By the time we had edited the material down to our target length, we were still trying to coordinate a mutually manageable location to film Vittorio Storaro, whom I had assured that “we will not wrap until you are in the can.” As fortune would have it, we were able to catch Vittorio in Boston, where he received the Coolidge Award. Once his interview was done and cut into the edit, I realized there was one more person missing from the ensemble: Gordon Willis, surely one of the most influential and brilliant cinematographers of our time. So I proposed one last interview to Jon, who outlined the project for Gordon and got him to agree to an interview. Jon made arrangements to take equipment and a small crew, including Tibor Sands, Gordon’s assistant on a number of movies and now a CSC employee, to the Willis home in Massachusetts. Clearly, Jon, Tibor and Gordon meshed well in those relaxed surroundings, and the resulting material greatly enhances the film’s intimate feeling.

The technical aspects of this film were an important component of the overall concept. The sponsors intended to use every advanced technology at their disposal to produce the best possible print that film and the DI process are capable of. All of the footage was shot with the latest Arricam 35mm camera systems, Zeiss Ultra Prime Lenses, and Kodak Vision2 negative (which we referred to as our “analog 4K user-interchangeable sensor”). Because of data-capacity and time limitations, we elected a 2K DI that was divided between New York and Los Angeles. The negative was scanned on an Arriscan at 3K, down-rezzed to 2K, conformed, dust-busted and graded by Tim Spitzer and John Dowdell at Goldcrest in New York, and then filmed out in 2K on two Arrilasers at our facility in Burbank. Technicolor Los Angeles gave us an outstanding release print on Kodak Vision Premier.

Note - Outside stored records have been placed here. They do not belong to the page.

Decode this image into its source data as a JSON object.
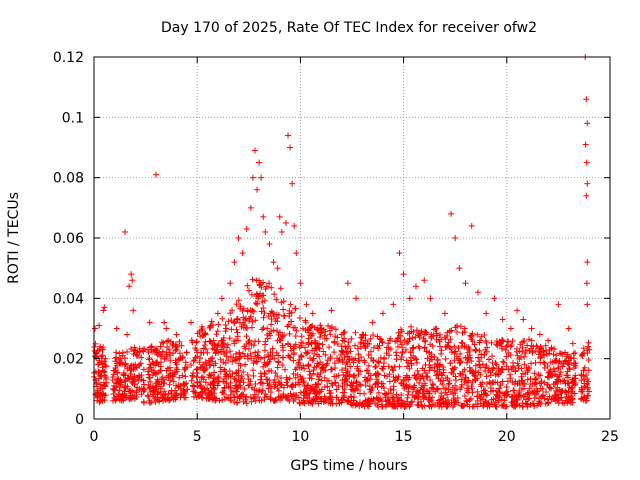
{
  "chart_data": {
    "type": "scatter",
    "title": "Day 170 of 2025, Rate Of TEC Index for receiver ofw2",
    "xlabel": "GPS time / hours",
    "ylabel": "ROTI / TECUs",
    "xlim": [
      0,
      25
    ],
    "ylim": [
      0,
      0.12
    ],
    "xticks": [
      0,
      5,
      10,
      15,
      20,
      25
    ],
    "yticks": [
      0,
      0.02,
      0.04,
      0.06,
      0.08,
      0.1,
      0.12
    ],
    "xtick_labels": [
      "0",
      "5",
      "10",
      "15",
      "20",
      "25"
    ],
    "ytick_labels": [
      "0",
      "0.02",
      "0.04",
      "0.06",
      "0.08",
      "0.1",
      "0.12"
    ],
    "grid": true,
    "marker": "+",
    "color": "#ff0000",
    "series": [
      {
        "points": [
          [
            0.05,
            0.03
          ],
          [
            0.1,
            0.022
          ],
          [
            0.12,
            0.012
          ],
          [
            0.15,
            0.008
          ],
          [
            0.2,
            0.018
          ],
          [
            0.25,
            0.031
          ],
          [
            0.3,
            0.024
          ],
          [
            0.35,
            0.014
          ],
          [
            0.4,
            0.01
          ],
          [
            0.45,
            0.036
          ],
          [
            0.5,
            0.037
          ],
          [
            0.55,
            0.02
          ],
          [
            1.0,
            0.016
          ],
          [
            1.1,
            0.03
          ],
          [
            1.2,
            0.012
          ],
          [
            1.4,
            0.022
          ],
          [
            1.5,
            0.062
          ],
          [
            1.6,
            0.028
          ],
          [
            1.7,
            0.044
          ],
          [
            1.8,
            0.048
          ],
          [
            1.85,
            0.046
          ],
          [
            1.9,
            0.036
          ],
          [
            2.0,
            0.018
          ],
          [
            2.2,
            0.014
          ],
          [
            2.4,
            0.01
          ],
          [
            2.7,
            0.032
          ],
          [
            2.8,
            0.024
          ],
          [
            3.0,
            0.081
          ],
          [
            3.2,
            0.016
          ],
          [
            3.4,
            0.032
          ],
          [
            3.5,
            0.03
          ],
          [
            3.6,
            0.026
          ],
          [
            3.8,
            0.014
          ],
          [
            4.0,
            0.028
          ],
          [
            4.2,
            0.011
          ],
          [
            4.4,
            0.009
          ],
          [
            4.7,
            0.032
          ],
          [
            4.8,
            0.014
          ],
          [
            5.0,
            0.012
          ],
          [
            5.2,
            0.022
          ],
          [
            5.4,
            0.028
          ],
          [
            5.6,
            0.018
          ],
          [
            5.8,
            0.026
          ],
          [
            6.0,
            0.035
          ],
          [
            6.2,
            0.04
          ],
          [
            6.4,
            0.03
          ],
          [
            6.6,
            0.045
          ],
          [
            6.8,
            0.052
          ],
          [
            7.0,
            0.06
          ],
          [
            7.2,
            0.055
          ],
          [
            7.4,
            0.063
          ],
          [
            7.6,
            0.07
          ],
          [
            7.7,
            0.08
          ],
          [
            7.8,
            0.089
          ],
          [
            7.9,
            0.076
          ],
          [
            8.0,
            0.085
          ],
          [
            8.1,
            0.08
          ],
          [
            8.2,
            0.067
          ],
          [
            8.3,
            0.062
          ],
          [
            8.5,
            0.058
          ],
          [
            8.7,
            0.052
          ],
          [
            8.9,
            0.05
          ],
          [
            9.0,
            0.067
          ],
          [
            9.1,
            0.062
          ],
          [
            9.3,
            0.065
          ],
          [
            9.4,
            0.094
          ],
          [
            9.5,
            0.09
          ],
          [
            9.6,
            0.078
          ],
          [
            9.7,
            0.064
          ],
          [
            9.8,
            0.055
          ],
          [
            10.0,
            0.045
          ],
          [
            10.3,
            0.038
          ],
          [
            10.6,
            0.035
          ],
          [
            11.0,
            0.03
          ],
          [
            11.5,
            0.036
          ],
          [
            12.0,
            0.028
          ],
          [
            12.3,
            0.045
          ],
          [
            12.7,
            0.04
          ],
          [
            13.0,
            0.028
          ],
          [
            13.5,
            0.032
          ],
          [
            14.0,
            0.035
          ],
          [
            14.5,
            0.038
          ],
          [
            14.8,
            0.055
          ],
          [
            15.0,
            0.048
          ],
          [
            15.3,
            0.04
          ],
          [
            15.6,
            0.044
          ],
          [
            16.0,
            0.046
          ],
          [
            16.3,
            0.04
          ],
          [
            16.6,
            0.03
          ],
          [
            17.0,
            0.035
          ],
          [
            17.3,
            0.068
          ],
          [
            17.5,
            0.06
          ],
          [
            17.7,
            0.05
          ],
          [
            18.0,
            0.045
          ],
          [
            18.3,
            0.064
          ],
          [
            18.6,
            0.042
          ],
          [
            19.0,
            0.035
          ],
          [
            19.4,
            0.04
          ],
          [
            19.8,
            0.033
          ],
          [
            20.2,
            0.03
          ],
          [
            20.5,
            0.036
          ],
          [
            20.8,
            0.033
          ],
          [
            21.2,
            0.03
          ],
          [
            21.6,
            0.028
          ],
          [
            22.0,
            0.026
          ],
          [
            22.5,
            0.038
          ],
          [
            23.0,
            0.03
          ],
          [
            23.2,
            0.025
          ],
          [
            23.8,
            0.12
          ],
          [
            23.85,
            0.106
          ],
          [
            23.9,
            0.098
          ],
          [
            23.82,
            0.091
          ],
          [
            23.87,
            0.085
          ],
          [
            23.9,
            0.078
          ],
          [
            23.85,
            0.074
          ],
          [
            23.9,
            0.052
          ],
          [
            23.88,
            0.045
          ],
          [
            23.9,
            0.038
          ]
        ]
      }
    ],
    "dense_envelope": {
      "x": [
        0,
        0.5,
        1.0,
        2.0,
        2.6,
        3.5,
        4.5,
        5.0,
        6.0,
        6.5,
        7.0,
        7.5,
        8.0,
        8.5,
        9.0,
        9.5,
        10.0,
        11.0,
        12.0,
        13.0,
        14.0,
        15.0,
        16.0,
        17.0,
        17.5,
        18.0,
        19.0,
        20.0,
        21.0,
        22.0,
        23.0,
        23.5,
        24.0
      ],
      "low": [
        0.005,
        0.006,
        0.006,
        0.006,
        0.005,
        0.006,
        0.007,
        0.007,
        0.006,
        0.006,
        0.005,
        0.005,
        0.006,
        0.006,
        0.006,
        0.006,
        0.005,
        0.005,
        0.005,
        0.004,
        0.004,
        0.004,
        0.004,
        0.004,
        0.004,
        0.004,
        0.004,
        0.004,
        0.004,
        0.005,
        0.005,
        0.006,
        0.006
      ],
      "high": [
        0.026,
        0.024,
        0.022,
        0.024,
        0.024,
        0.026,
        0.026,
        0.03,
        0.034,
        0.036,
        0.04,
        0.046,
        0.048,
        0.046,
        0.044,
        0.04,
        0.034,
        0.032,
        0.03,
        0.028,
        0.028,
        0.03,
        0.032,
        0.028,
        0.032,
        0.03,
        0.028,
        0.026,
        0.028,
        0.024,
        0.022,
        0.022,
        0.026
      ]
    }
  }
}
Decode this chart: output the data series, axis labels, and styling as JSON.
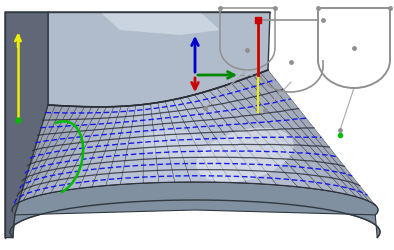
{
  "bg_color": "#ffffff",
  "surface_light": "#d0d8e8",
  "surface_mid": "#b0bccb",
  "surface_dark": "#8090a0",
  "surface_darker": "#606878",
  "edge_color": "#303840",
  "blue_path": "#1010ee",
  "green_arc": "#00bb00",
  "yellow_arrow": "#eeee00",
  "blue_arrow": "#0000cc",
  "green_arrow": "#008800",
  "red_arrow": "#cc0000",
  "gray_diag": "#909090",
  "white": "#ffffff",
  "figsize": [
    3.94,
    2.5
  ],
  "dpi": 100,
  "n_paths": 9,
  "n_contours": 7
}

Altogether, we shot 200 rolls of color negative for this production. Assuming the equivalent of 4K digital resolution at approximately 65 megabytes per frame, there is a total of 206 terabytes of uncompressed, raw, analog 4K data archived and safely stored in tin cans for future use in whatever format may be required, be it analog or digital.

Aside from the compliments we’ve received on the film, the sentiment most often expressed is, “Too bad something like this was not done long ago.”